— Capitaine Vidal, commença Napoléon, vous connaissez ce jeune homme ?
— Oui, Sire.
— Il dit donc vrai lorsqu’il prétend vous avoir parlé hier ?
— En effet.
Les sourcils de l’Empereur se froncèrent :
— Et vous l’avez bien quitté pour suivre le vicomte d’Artin, un ennemi, un royaliste qui conspire contre moi. Pourquoi m’avoir caché ces choses ?
Un tressaillement imperceptible agita Vidal. Mais sans doute, il s’attendait depuis un instant à la question, car il répondit sans hésiter :
— Nous nous étions trompés. Le personnage entrevu n’était pas d’Artin…
— Comment le savez-vous ? Est-ce que déjà vous vous êtes trouvé en sa présence ?
— Jamais, Sire.
— Je le pensais aussi. Ce gentilhomme a toujours vécu parmi nos ennemis, tandis que vous… Mais alors, Vidal, comment pouvez-vous déclarer avec certitude… ?
— Le vicomte, Sire, est le fils de M. de Rochegaule qui me sauva la vie, lorsque, atteint du typhus, je tombai sur la route en face de sa demeure. Un portrait de M. d’Artin existe au château.
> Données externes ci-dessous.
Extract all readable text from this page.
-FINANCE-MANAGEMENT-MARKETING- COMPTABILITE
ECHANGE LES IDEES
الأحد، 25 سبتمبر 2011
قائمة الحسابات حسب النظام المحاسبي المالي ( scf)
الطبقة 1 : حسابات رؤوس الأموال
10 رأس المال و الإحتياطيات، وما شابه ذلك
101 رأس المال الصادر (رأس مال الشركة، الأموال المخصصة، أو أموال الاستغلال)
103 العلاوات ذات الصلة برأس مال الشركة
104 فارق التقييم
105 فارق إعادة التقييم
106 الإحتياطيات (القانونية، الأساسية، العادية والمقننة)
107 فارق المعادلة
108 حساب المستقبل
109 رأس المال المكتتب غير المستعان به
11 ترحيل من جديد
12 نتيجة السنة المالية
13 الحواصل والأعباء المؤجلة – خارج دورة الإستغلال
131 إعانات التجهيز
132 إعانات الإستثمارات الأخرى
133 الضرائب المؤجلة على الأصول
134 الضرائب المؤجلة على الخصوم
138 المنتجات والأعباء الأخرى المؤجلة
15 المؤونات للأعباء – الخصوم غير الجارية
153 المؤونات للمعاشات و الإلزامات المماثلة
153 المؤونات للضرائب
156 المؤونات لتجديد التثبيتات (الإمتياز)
La toile était accrochée dans la pièce où j’étais enfermé… Je l’ai regardée souvent.
— Bon, bon, reprit l’Empereur avec un vague sourire… et ce n’était pas lui ?
— Non, Sire.
Quelle que fût la volonté du capitaine, il y avait un léger tremblement dans sa voix.
— Vous êtes certain, insista Napoléon, certain ?
— Oui, Sire.
— Eh bien, vous mentez, s’écria l’Empereur avec éclat ; mais changeant soudain de ton : tu mens, Marc Vidal, et comme tu n’as pas l’habitude du mensonge, je le vois.
L’officier avait fait un pas en arrière, une pâleur livide s’épandit sur son visage.
— Toi, un enfant des Tuileries, toi que j’aime, tu le sais… tu ne songes pas que tu déchires le cœur de ton général en le trahissant.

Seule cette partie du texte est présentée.